Suh made it clear he wasn't going to elaborate about his suspension or the appeal. At first, he tried changing the subject by saying he was focused on Dallas — or some variation of that answer. Later, Suh began repeatedly saying "next question" when pressed about the incident with Rodgers and its aftermath.
ESPN's Adam Schefter reported that Suh said at his appeal hearing that his feet were numb from the cold and he couldn't tell difference between Rodgers' feet and the ground.
When Lions coach Jim Caldwell spoke, he also tried to put a stop to questions about Suh and his appeal, although he did talk a bit about Suh's attitude in their first year together. Caldwell took over as Detroit's coach after last season.
"I can only tell you that since I've been here with him, he's been the guy that has been solid," Caldwell said. "He's been good. He listens, and he tries to do the right thing."
Suh has a long list of fines and one previous suspension, for two games in 2011 for stepping on the right arm of Packers lineman Evan Dietrich-Smith. Suh has been fined eight times in his career, but this was the first in 2014.
Suh's short-lived suspension came after Detroit center Dominic Raiola served a one-game ban for stepping on a Chicago player. Raiola missed the regular-season finale at Green Bay, and the Packers beat Detroit in a game that decided the NFC North title.
Raiola was wearing a "Bad Boys" shirt Wednesday — a reference to Detroit's championship-winning NBA team of a quarter-century ago — but he said he wasn't trying to send any sort of message with it. He said the offensive linemen have had those shirts for a while and he just happened to be wearing it.
"I know I'm chomping at the bit to get back out there," Raiola said. "I just think this team is hungry. The more shots that people take at us, the stronger we get, the tougher we get."

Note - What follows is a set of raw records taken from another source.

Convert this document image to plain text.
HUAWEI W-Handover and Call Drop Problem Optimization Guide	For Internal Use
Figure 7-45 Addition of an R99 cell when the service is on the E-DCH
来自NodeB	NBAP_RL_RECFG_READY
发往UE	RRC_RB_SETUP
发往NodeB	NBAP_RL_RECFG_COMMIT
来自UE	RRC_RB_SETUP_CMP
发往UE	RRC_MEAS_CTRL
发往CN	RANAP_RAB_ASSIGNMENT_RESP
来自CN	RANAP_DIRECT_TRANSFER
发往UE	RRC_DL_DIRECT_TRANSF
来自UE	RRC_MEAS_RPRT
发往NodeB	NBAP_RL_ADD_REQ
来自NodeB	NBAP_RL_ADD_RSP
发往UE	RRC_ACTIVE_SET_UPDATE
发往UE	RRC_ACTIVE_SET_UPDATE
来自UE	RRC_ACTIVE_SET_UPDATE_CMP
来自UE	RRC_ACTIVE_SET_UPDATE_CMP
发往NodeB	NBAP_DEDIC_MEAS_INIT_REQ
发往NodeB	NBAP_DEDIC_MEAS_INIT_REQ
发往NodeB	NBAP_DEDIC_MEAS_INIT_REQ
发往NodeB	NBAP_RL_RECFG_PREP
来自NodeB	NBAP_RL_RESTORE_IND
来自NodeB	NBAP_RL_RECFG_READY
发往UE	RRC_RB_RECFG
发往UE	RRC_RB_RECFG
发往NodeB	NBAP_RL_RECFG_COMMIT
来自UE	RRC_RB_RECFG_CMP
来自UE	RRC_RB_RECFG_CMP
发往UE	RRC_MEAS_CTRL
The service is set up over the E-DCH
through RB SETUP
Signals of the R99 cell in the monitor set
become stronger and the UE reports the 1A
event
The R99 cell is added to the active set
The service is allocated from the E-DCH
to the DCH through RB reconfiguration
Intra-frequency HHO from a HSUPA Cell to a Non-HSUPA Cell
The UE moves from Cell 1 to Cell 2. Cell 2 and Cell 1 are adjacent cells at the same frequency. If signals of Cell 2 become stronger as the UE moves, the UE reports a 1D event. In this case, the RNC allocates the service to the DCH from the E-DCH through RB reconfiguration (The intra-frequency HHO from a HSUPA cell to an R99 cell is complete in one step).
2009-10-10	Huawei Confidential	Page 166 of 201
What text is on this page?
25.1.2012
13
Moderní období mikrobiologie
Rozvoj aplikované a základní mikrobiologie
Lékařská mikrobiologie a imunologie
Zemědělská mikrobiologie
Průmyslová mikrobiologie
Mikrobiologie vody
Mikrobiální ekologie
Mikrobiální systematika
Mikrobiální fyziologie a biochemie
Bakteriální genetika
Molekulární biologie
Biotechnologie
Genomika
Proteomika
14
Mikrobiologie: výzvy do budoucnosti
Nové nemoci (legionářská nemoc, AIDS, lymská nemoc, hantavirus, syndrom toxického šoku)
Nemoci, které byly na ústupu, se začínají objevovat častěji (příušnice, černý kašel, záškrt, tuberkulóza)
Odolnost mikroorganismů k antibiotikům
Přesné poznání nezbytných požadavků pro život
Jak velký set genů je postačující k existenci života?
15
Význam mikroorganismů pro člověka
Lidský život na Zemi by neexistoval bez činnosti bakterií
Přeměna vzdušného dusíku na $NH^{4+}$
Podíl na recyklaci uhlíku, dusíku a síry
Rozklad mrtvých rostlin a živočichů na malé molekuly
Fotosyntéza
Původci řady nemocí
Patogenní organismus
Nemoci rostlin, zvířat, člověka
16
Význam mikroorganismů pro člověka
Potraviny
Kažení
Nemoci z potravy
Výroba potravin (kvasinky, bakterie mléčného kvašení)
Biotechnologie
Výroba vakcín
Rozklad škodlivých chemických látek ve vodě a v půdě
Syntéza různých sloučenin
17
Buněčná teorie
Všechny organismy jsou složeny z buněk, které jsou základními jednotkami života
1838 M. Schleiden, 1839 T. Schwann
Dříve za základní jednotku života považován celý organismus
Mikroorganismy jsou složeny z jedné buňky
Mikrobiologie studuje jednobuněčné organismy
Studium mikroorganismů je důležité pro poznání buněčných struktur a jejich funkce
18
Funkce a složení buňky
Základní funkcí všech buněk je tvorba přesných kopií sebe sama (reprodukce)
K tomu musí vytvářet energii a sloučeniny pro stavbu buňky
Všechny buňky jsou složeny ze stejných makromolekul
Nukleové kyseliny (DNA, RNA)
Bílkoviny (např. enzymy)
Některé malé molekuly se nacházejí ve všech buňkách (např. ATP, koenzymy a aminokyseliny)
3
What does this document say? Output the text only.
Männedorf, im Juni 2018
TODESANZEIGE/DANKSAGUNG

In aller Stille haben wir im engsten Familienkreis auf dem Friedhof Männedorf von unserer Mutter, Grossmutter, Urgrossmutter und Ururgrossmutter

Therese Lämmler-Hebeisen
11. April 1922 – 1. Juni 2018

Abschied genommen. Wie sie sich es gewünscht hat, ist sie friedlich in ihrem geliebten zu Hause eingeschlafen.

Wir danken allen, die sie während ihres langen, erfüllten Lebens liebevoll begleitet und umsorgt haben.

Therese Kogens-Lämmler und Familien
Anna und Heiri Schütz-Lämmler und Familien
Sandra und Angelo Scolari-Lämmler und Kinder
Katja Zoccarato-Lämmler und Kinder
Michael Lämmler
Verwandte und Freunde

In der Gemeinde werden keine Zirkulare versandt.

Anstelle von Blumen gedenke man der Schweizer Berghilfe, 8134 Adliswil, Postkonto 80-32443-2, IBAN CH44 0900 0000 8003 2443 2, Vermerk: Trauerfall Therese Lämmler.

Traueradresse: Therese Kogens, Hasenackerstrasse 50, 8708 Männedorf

Suh stepped on Rodgers once with each foot, which violated unnecessary roughness rules, according to the league. Hearing officer Ted Cottrell heard Suh's expedited appeal Tuesday and ruled that Suh can play at Dallas. Cottrell's decision means the Lions will have one of their key defensive cogs. Suh finished the season with a team-high 8½ sacks and helped Detroit rank second overall defensively and first against the run.
But the disciplinary action against Suh and Raiola raised familiar concerns about the Lions, who went 11-5 to earn a wild card but have had their maturity questioned in the past. Caldwell has received a lot of credit for keeping Detroit focused, but the Lions now have some distractions they need to put behind them before the playoffs.
"Anything that goes on on that field, I'm responsible for," Caldwell said. "Whether it's good or whether it's bad. Every call that's made, every action that's taken out there on the field, that's my responsibility, and if there's something that's negative, it's my job to get it changed. If I don't get it changed, I won't be here very long. I do understand that. I've always understood that."